Alternative Installation Methods#

pip#

pip install tritonclient

perf_analyzer -m <model>

Warning: If any runtime dependencies are missing, Perf Analyzer will produce errors showing which ones are missing. You will need to manually install them.

Build from Source#

docker run --rm --gpus=all -it --net=host ubuntu:24.04

# inside container, install build/runtime dependencies
apt update && DEBIAN_FRONTEND=noninteractive apt install -y cmake g++ git libssl-dev nvidia-cuda-toolkit python3 rapidjson-dev zlib1g-dev

git clone --depth=1 https://github.com/triton-inference-server/perf_analyzer.git

mkdir perf_analyzer/build

cmake -B perf_analyzer/build -S perf_analyzer

cmake --build perf_analyzer/build -- -j8

export PATH=$(pwd)/perf_analyzer/build/perf_analyzer/src/perf-analyzer-build:$PATH

perf_analyzer -m <model>
  • To enable OpenAI mode, add -D TRITON_ENABLE_PERF_ANALYZER_OPENAI=ON to the first cmake command.

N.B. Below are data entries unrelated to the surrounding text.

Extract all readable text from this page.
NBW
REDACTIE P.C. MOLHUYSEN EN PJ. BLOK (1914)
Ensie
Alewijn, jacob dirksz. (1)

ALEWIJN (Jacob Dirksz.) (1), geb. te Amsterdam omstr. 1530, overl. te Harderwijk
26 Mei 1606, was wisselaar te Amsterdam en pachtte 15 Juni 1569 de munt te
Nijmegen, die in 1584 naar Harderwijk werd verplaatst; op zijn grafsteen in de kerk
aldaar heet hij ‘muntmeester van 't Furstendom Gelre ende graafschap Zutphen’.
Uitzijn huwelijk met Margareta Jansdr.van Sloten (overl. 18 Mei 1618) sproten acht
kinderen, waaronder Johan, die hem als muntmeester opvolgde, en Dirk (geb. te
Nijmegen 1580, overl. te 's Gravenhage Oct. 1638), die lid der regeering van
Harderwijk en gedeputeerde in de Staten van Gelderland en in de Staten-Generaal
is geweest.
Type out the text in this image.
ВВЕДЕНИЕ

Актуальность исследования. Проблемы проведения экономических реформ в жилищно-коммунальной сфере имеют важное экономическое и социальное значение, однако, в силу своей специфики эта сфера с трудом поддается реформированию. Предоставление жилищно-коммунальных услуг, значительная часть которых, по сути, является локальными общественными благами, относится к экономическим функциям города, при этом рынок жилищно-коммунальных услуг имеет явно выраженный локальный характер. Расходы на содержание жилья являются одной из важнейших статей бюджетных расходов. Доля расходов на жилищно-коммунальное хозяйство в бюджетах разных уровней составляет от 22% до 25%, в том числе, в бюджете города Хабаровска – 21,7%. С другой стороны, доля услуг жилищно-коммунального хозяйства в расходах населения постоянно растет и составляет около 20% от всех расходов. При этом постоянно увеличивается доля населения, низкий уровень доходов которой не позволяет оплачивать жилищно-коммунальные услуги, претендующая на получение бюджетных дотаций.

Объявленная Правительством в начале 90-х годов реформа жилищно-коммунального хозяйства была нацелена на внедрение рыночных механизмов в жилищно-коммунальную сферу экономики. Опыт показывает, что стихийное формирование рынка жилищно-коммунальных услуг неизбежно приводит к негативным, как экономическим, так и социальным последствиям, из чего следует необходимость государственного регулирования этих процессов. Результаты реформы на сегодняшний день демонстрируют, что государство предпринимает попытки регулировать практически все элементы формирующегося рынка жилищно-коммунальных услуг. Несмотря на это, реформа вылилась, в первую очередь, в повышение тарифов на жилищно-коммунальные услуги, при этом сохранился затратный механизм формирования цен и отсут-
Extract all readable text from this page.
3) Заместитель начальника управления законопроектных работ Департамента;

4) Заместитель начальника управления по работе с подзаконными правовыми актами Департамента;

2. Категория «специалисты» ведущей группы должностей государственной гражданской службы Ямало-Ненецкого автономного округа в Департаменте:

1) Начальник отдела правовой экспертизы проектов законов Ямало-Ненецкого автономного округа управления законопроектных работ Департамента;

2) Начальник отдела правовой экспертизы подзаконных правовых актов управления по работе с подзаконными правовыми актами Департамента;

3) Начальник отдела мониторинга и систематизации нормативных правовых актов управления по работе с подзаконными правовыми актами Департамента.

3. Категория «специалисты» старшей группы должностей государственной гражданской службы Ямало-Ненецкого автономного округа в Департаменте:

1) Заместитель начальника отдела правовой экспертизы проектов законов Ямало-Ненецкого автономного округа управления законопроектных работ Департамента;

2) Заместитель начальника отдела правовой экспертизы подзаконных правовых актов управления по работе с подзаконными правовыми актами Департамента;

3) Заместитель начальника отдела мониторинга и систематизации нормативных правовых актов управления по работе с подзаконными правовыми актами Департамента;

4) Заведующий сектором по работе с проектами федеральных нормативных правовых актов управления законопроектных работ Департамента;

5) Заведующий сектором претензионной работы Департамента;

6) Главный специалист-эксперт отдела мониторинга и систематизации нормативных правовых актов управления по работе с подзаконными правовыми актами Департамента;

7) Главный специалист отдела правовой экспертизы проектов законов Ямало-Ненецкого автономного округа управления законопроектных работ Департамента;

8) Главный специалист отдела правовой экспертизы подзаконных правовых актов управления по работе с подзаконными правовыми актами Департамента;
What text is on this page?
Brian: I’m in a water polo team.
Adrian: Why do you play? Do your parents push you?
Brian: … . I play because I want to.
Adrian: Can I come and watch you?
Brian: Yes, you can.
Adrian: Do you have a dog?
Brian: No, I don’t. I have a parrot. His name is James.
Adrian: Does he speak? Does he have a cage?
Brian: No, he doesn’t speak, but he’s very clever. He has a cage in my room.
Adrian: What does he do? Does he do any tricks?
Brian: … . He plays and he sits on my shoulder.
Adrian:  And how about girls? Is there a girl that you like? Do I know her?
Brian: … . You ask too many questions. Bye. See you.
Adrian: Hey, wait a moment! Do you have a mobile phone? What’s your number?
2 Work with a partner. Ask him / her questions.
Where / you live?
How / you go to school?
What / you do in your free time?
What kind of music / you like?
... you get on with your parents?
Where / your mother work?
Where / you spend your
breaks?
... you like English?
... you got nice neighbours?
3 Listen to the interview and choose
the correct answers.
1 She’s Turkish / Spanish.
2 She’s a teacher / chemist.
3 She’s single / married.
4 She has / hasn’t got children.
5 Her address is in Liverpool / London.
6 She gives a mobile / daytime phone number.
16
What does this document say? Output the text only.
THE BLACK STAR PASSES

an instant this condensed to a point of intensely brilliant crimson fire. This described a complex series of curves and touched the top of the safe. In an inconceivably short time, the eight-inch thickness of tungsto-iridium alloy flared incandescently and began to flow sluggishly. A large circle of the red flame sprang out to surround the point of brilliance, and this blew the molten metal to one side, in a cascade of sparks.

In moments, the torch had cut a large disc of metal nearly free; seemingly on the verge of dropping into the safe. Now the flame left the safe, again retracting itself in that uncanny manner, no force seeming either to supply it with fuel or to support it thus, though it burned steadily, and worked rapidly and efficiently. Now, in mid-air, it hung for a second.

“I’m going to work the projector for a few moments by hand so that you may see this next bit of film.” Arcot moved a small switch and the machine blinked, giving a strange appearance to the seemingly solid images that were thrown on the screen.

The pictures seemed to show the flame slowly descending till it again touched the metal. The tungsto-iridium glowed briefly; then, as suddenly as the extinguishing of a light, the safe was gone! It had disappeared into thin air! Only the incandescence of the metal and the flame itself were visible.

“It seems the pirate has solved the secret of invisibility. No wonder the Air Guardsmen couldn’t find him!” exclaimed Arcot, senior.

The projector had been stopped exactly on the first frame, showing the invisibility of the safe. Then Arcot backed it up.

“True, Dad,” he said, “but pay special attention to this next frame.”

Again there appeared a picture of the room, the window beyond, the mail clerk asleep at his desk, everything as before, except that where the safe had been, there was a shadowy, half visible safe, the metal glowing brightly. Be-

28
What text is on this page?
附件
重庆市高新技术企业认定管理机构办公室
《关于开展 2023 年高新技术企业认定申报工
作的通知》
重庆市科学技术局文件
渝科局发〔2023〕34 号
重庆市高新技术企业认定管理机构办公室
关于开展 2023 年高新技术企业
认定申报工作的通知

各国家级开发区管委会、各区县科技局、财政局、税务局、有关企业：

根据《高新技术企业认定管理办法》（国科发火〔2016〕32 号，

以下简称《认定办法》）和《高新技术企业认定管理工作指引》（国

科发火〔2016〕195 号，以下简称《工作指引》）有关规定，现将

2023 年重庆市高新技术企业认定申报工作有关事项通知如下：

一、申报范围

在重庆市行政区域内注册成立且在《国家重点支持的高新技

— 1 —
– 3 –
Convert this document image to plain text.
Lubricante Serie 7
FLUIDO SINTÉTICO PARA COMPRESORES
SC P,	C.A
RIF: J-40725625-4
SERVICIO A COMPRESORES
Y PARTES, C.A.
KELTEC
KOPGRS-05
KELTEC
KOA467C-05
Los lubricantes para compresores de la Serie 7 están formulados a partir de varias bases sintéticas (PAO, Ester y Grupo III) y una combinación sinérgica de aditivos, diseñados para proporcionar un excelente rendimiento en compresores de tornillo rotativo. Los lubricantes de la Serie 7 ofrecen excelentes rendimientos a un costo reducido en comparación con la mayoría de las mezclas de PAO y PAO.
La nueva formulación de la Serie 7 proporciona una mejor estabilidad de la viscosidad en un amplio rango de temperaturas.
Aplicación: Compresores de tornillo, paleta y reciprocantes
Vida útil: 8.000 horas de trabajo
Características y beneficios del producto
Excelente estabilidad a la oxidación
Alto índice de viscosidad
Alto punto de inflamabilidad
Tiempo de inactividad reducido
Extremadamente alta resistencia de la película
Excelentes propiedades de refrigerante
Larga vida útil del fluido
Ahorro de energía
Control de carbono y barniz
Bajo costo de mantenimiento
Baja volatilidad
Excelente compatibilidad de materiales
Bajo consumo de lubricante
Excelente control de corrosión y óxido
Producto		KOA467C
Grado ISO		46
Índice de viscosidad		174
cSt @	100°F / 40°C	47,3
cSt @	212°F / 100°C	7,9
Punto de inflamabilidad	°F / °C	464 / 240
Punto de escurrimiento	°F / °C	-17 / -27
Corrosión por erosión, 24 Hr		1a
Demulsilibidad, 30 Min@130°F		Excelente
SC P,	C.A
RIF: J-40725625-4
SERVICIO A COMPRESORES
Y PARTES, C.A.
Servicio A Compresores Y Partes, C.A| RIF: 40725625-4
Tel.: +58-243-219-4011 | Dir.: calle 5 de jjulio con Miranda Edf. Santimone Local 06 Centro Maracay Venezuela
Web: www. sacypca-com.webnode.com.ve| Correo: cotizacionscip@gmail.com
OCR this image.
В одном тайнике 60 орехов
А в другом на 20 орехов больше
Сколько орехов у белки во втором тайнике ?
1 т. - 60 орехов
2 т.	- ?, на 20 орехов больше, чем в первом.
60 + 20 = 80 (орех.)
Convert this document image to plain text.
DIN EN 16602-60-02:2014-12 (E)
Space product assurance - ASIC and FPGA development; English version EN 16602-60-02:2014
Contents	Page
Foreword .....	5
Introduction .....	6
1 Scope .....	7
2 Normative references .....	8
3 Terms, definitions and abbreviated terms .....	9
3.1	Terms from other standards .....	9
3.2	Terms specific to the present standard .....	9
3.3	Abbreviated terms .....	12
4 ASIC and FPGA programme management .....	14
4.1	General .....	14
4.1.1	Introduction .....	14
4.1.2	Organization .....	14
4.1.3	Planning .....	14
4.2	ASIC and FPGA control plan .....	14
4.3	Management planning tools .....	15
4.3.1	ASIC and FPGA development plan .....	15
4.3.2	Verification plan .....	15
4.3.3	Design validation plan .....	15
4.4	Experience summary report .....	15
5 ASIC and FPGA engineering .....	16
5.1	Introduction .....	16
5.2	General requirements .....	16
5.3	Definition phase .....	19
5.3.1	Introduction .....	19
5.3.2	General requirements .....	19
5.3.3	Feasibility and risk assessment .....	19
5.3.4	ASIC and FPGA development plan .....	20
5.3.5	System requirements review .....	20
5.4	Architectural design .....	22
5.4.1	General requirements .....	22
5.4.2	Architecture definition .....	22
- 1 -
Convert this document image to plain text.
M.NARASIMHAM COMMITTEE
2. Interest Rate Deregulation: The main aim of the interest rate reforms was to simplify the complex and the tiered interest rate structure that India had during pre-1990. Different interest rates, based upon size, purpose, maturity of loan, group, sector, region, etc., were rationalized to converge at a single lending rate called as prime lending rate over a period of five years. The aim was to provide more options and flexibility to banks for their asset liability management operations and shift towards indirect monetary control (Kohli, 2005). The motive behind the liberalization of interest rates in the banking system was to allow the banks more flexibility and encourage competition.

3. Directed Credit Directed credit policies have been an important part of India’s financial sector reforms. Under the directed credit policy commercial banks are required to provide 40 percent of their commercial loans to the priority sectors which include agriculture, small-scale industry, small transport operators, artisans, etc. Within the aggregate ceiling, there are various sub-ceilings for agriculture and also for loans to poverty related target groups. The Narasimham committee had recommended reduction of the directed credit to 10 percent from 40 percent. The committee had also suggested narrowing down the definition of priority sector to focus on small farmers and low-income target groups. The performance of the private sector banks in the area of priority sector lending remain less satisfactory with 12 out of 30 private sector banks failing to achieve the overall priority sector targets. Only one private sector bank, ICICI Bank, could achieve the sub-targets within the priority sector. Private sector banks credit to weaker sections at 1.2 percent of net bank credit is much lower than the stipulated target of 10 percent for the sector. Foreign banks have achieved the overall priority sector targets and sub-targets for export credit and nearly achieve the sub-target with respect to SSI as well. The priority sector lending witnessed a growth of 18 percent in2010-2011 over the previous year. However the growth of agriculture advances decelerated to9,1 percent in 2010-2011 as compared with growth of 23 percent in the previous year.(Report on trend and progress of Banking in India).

  • To enable C API mode, add -D TRITON_ENABLE_PERF_ANALYZER_C_API=ON to the first cmake command.

  • To enable TorchServe backend, add -D TRITON_ENABLE_PERF_ANALYZER_TS=ON to the first cmake command.

  • To enable Tensorflow Serving backend, add -D TRITON_ENABLE_PERF_ANALYZER_TFS=ON to the first cmake command.

  • To disable CUDA shared memory support and the dependency on CUDA toolkit libraries, add -D TRITON_ENABLE_GPU=OFF to the first cmake command.